Prove that the exponential function, $a^x$ is continuous at every point ( where $a>0$ )

Answer 1

We have from the limit property, if a sequence $\left\{x_n\right\}$ converging to $c$ then for $a>0$, $\left\{a^{x_n}\right\}$ also converges to $a^c$.......(1).

Now we will prove the continuity of $a^x$ at any arbitrary point $c$ by sequential criteria.

[Sequential criteria for continuity of a function $f\left(x\right)$ at $x=c$ says,

The function $f\left(x\right)$ is said to be continuous at $x=c$ if and only if, for every sequence $\left\{x_n\right\}$ converging to $c$ gives the sequence $\left\{f\right(x_n\left)\right\}$ also converges to $f\left(c\right)$.]

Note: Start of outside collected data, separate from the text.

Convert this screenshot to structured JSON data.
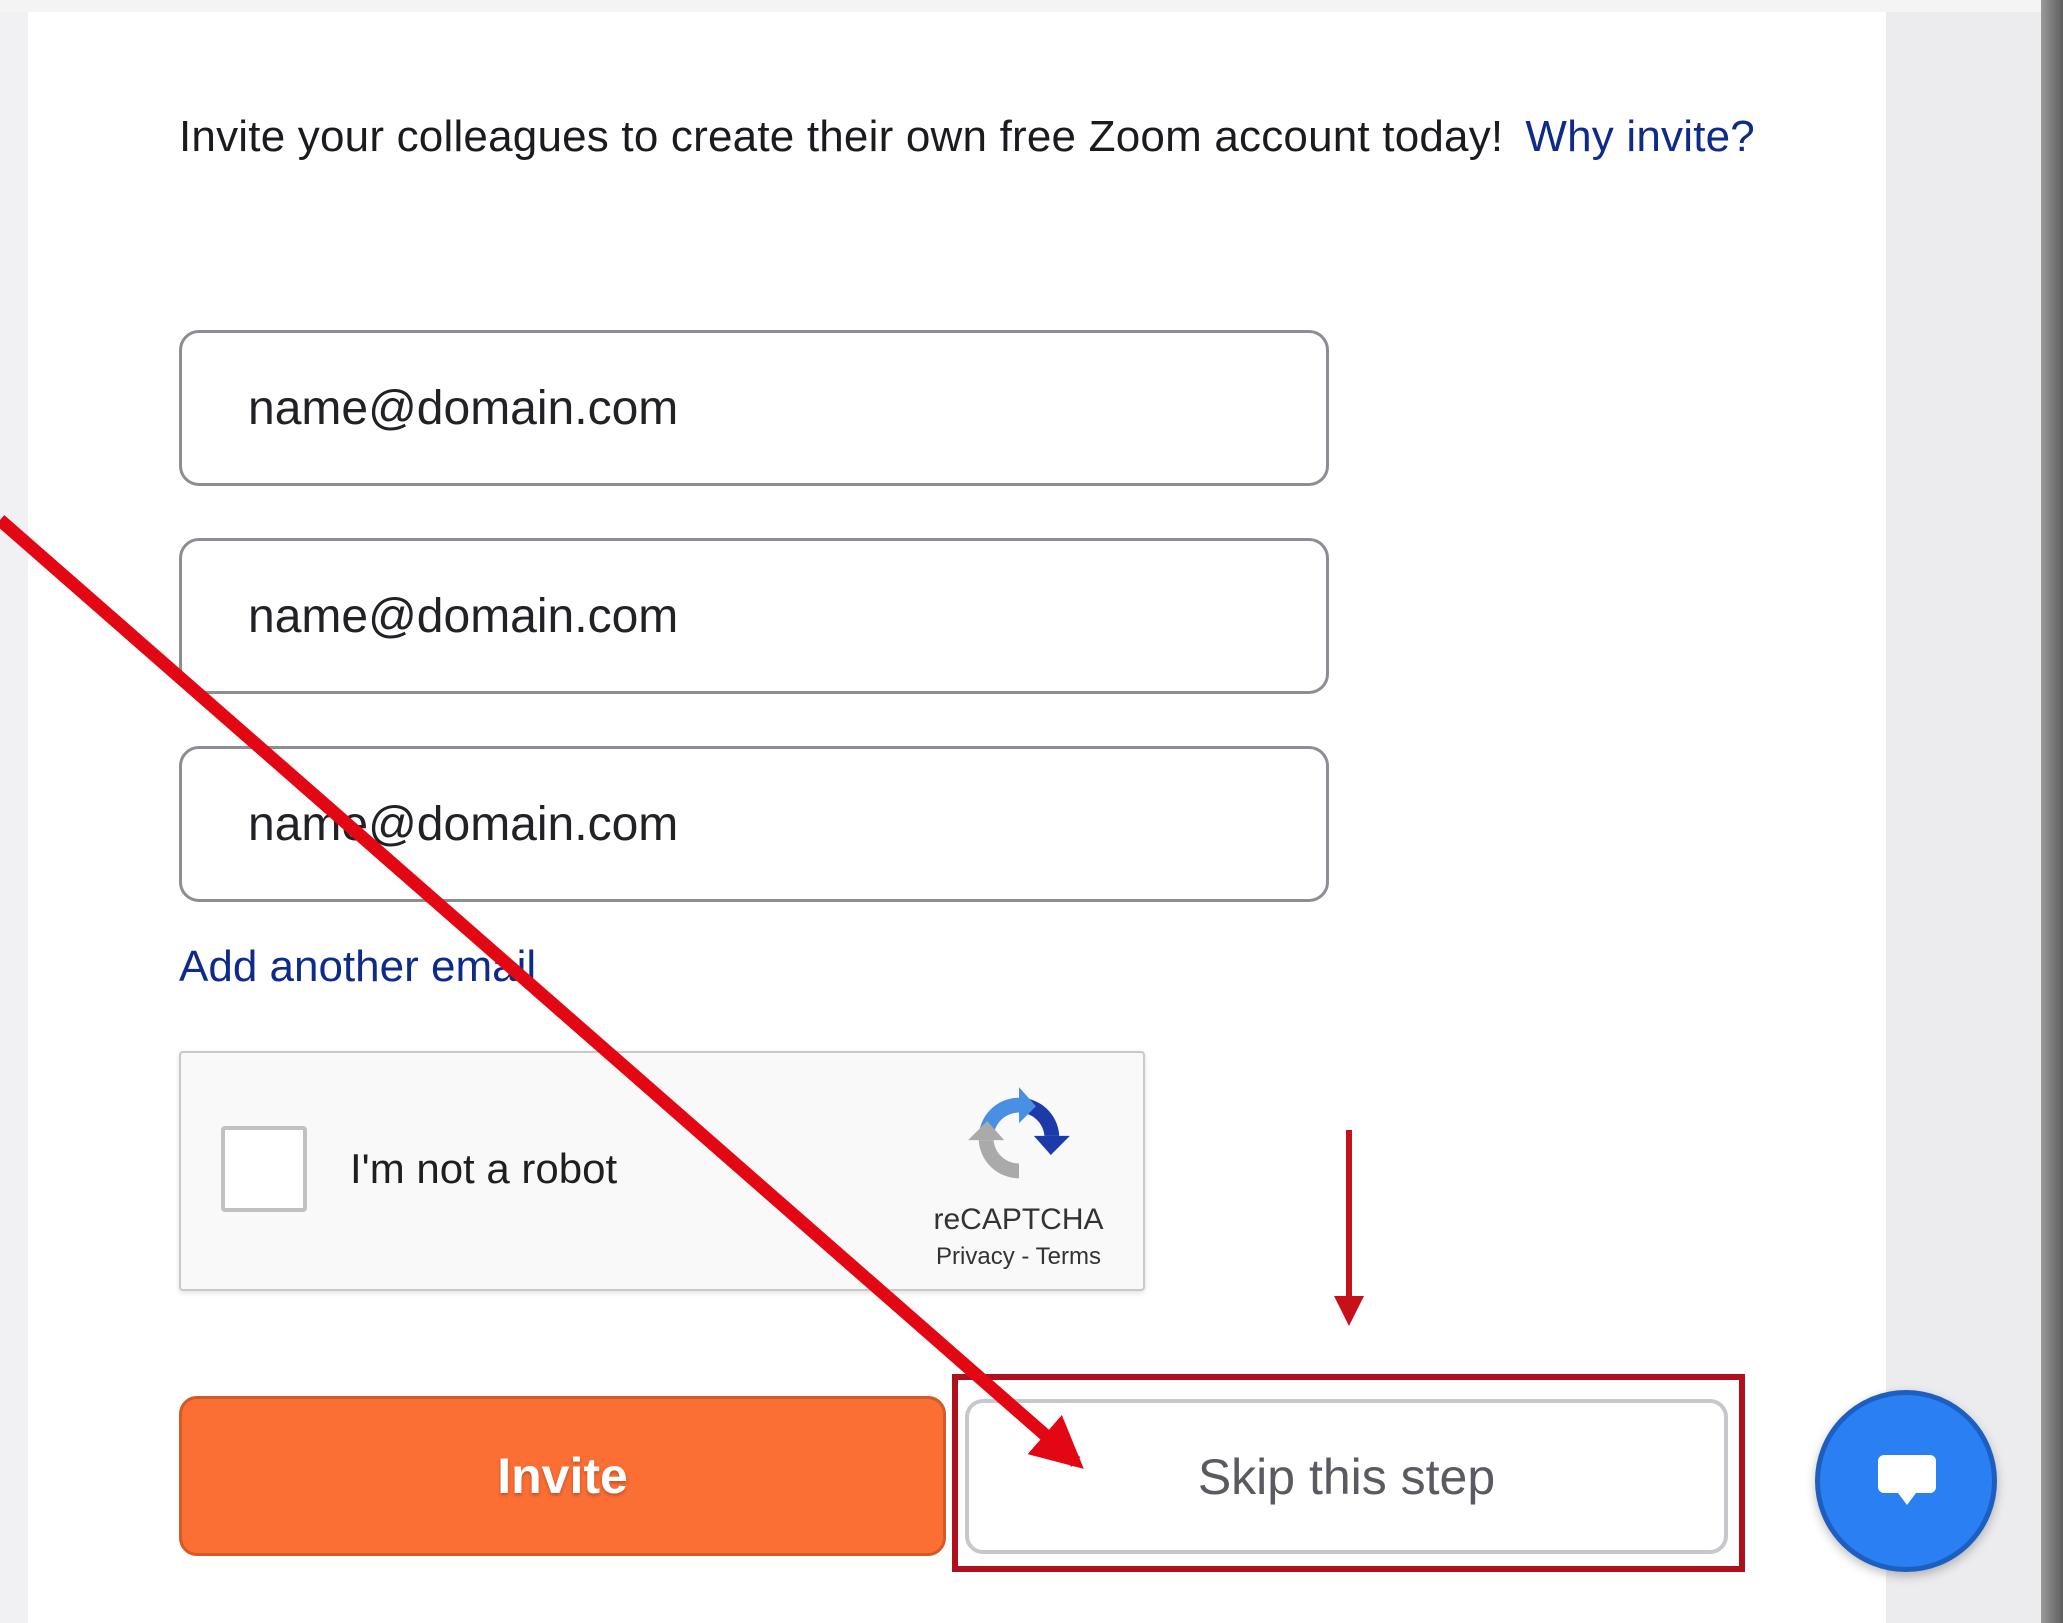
{
  "intro": {
    "text": "Invite your colleagues to create their own free Zoom account today!",
    "why_link": "Why invite?"
  },
  "emails": [
    {
      "placeholder": "name@domain.com"
    },
    {
      "placeholder": "name@domain.com"
    },
    {
      "placeholder": "name@domain.com"
    }
  ],
  "add_email": "Add another email",
  "captcha": {
    "label": "I'm not a robot",
    "brand": "reCAPTCHA",
    "privacy": "Privacy",
    "separator": " - ",
    "terms": "Terms"
  },
  "buttons": {
    "invite": "Invite",
    "skip": "Skip this step"
  },
  "colors": {
    "accent": "#fb6e34",
    "link": "#0e2b8c",
    "annotation": "#e30613",
    "highlight": "#b0101b",
    "chat": "#2a7ff2"
  },
  "icons": {
    "chat": "chat-bubble-icon",
    "captcha": "recaptcha-logo-icon"
  }
}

Let $f\left(x\right)=a^x$ and also let sequence $\left\{x_n\right\}$ be any arbitrary sequence converging to $c$,

The using (1) it is clear that $\left\{f\right(x_n\left)\right\}$ converges to $f\left(c\right)$.

Then by sequential criteria we have $f\left(x\right)=e^x$ is continuous at $x=c$.

Since $c$ being any arbitrary point, then $f\left(x\right)$ is continuous at every pont $\in R$.